Toffoli argumentou que a constitucionalidade ou a legalidade da moratória não é o ponto central da ação relatada por Dino no STF. Segundo ele, o processo discute apenas a validade de leis estaduais que estabelecem critérios para a concessão de incentivos fiscais e para a destinação de terrenos públicos.
O ministro destacou que não há motivo para suspender processos em outras instâncias enquanto o Supremo não conclui o julgamento da ação. Toffoli também afirmou que o reconhecimento da validade das leis estaduais questionadas não implica, necessariamente, que a moratória da soja seja inconstitucional ou ilegal.
Em relação ao CADE (Conselho Administrativo de Defesa Econômica), Toffoli considerou a suspensão de seus processos “muito prematura”. Ele ressaltou que a autarquia possui a missão de zelar pela livre concorrência e tem a “autoridade epistêmica” necessária para avaliar se a moratória da soja viola regras concorrenciais no mercado brasileiro.
O julgamento de referendo da liminar de Dino foi retomado com o voto de Toffoli, que havia pedido vista em novembro. O caso está sendo analisado no modelo virtual, onde os ministros têm uma semana para registrar os votos no sistema do processo, sem debate.
Até o momento, Alexandre de Moraes, Cristiano Zanin e Gilmar Mendes acompanharam Flávio Dino e votaram para manter a paralisação. Uma maioria é formada com seis votos.
A moratória da soja é um acordo privado entre grandes tradings e exportadoras que impede a comercialização do grão produzido em área desmatada da Amazônia Legal após 2008. Partidos políticos acionaram o STF alegando que leis estaduais que vedam incentivos a empresas aderentes à moratória ferem princípios constitucionais como a livre iniciativa e a livre concorrência.

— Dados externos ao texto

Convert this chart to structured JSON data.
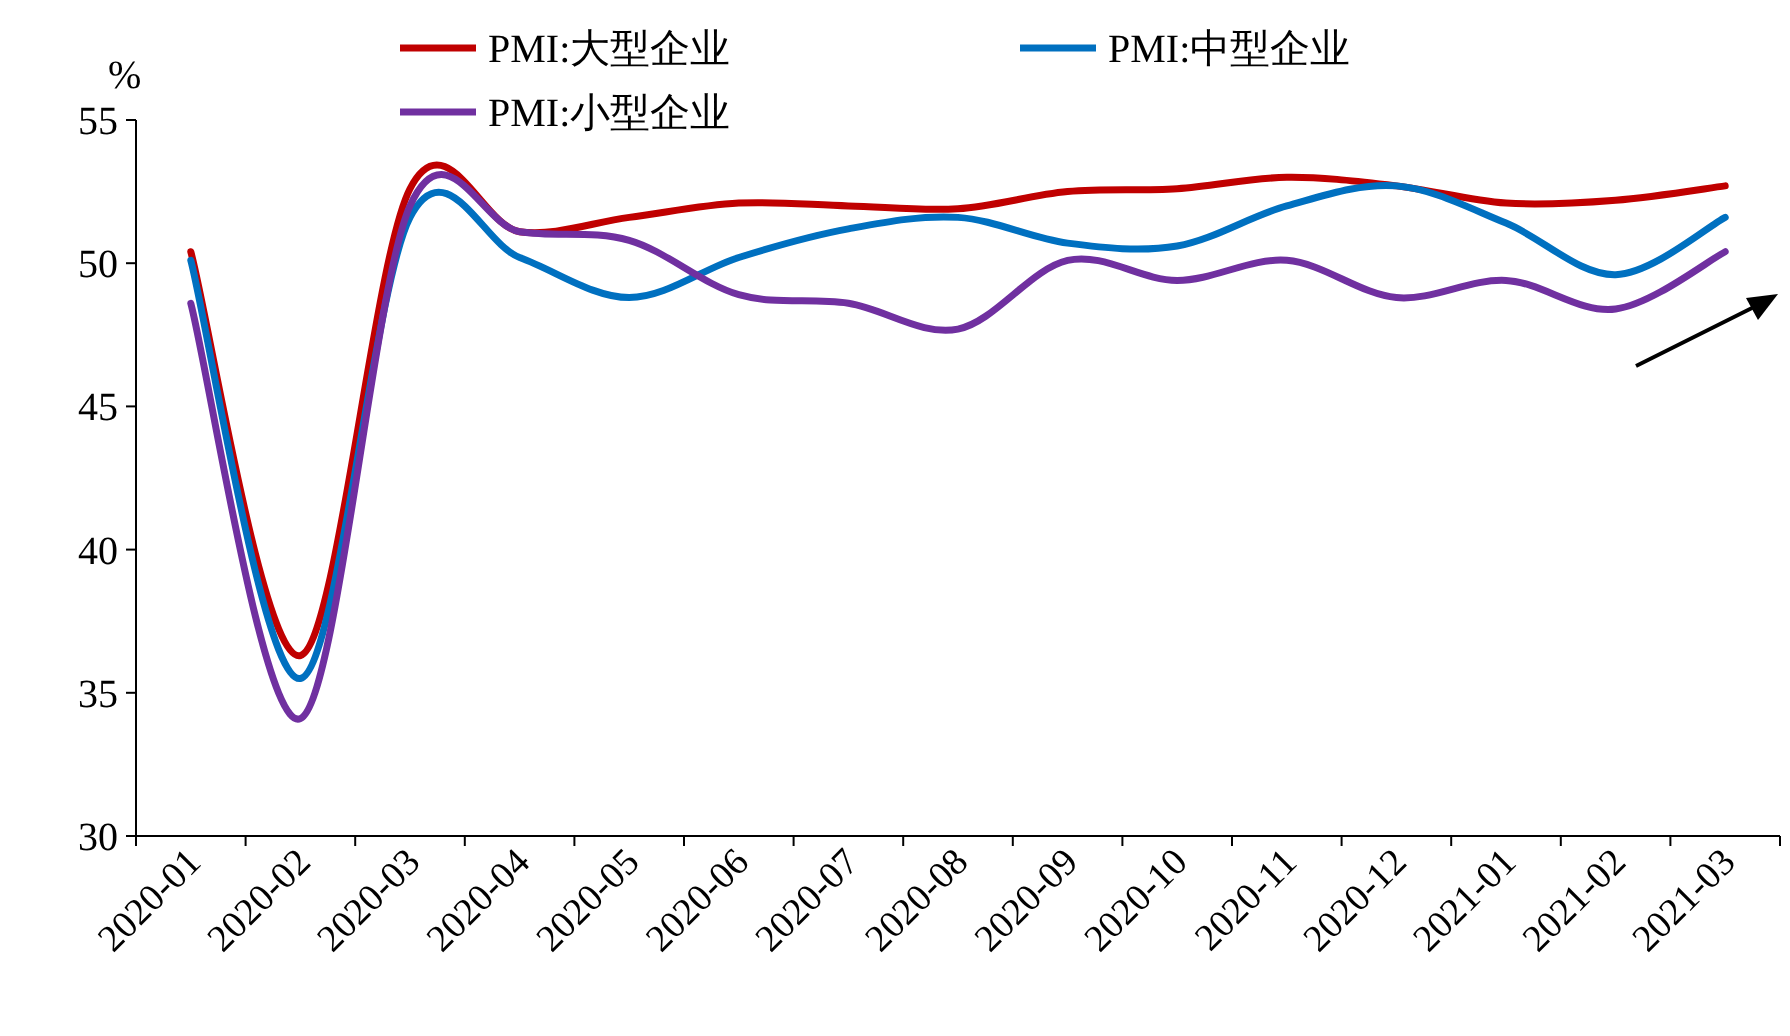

Em novembro, Flávio Dino concedeu liminar paralisando os processos relacionados à moratória, argumentando que a medida é necessária para evitar decisões contraditórias e assegurar a efetividade do julgamento do Supremo. Dino advertiu que a continuidade das disputas nas instâncias inferiores poderia provocar um “tumulto jurídico” com repercussões econômicas relevantes.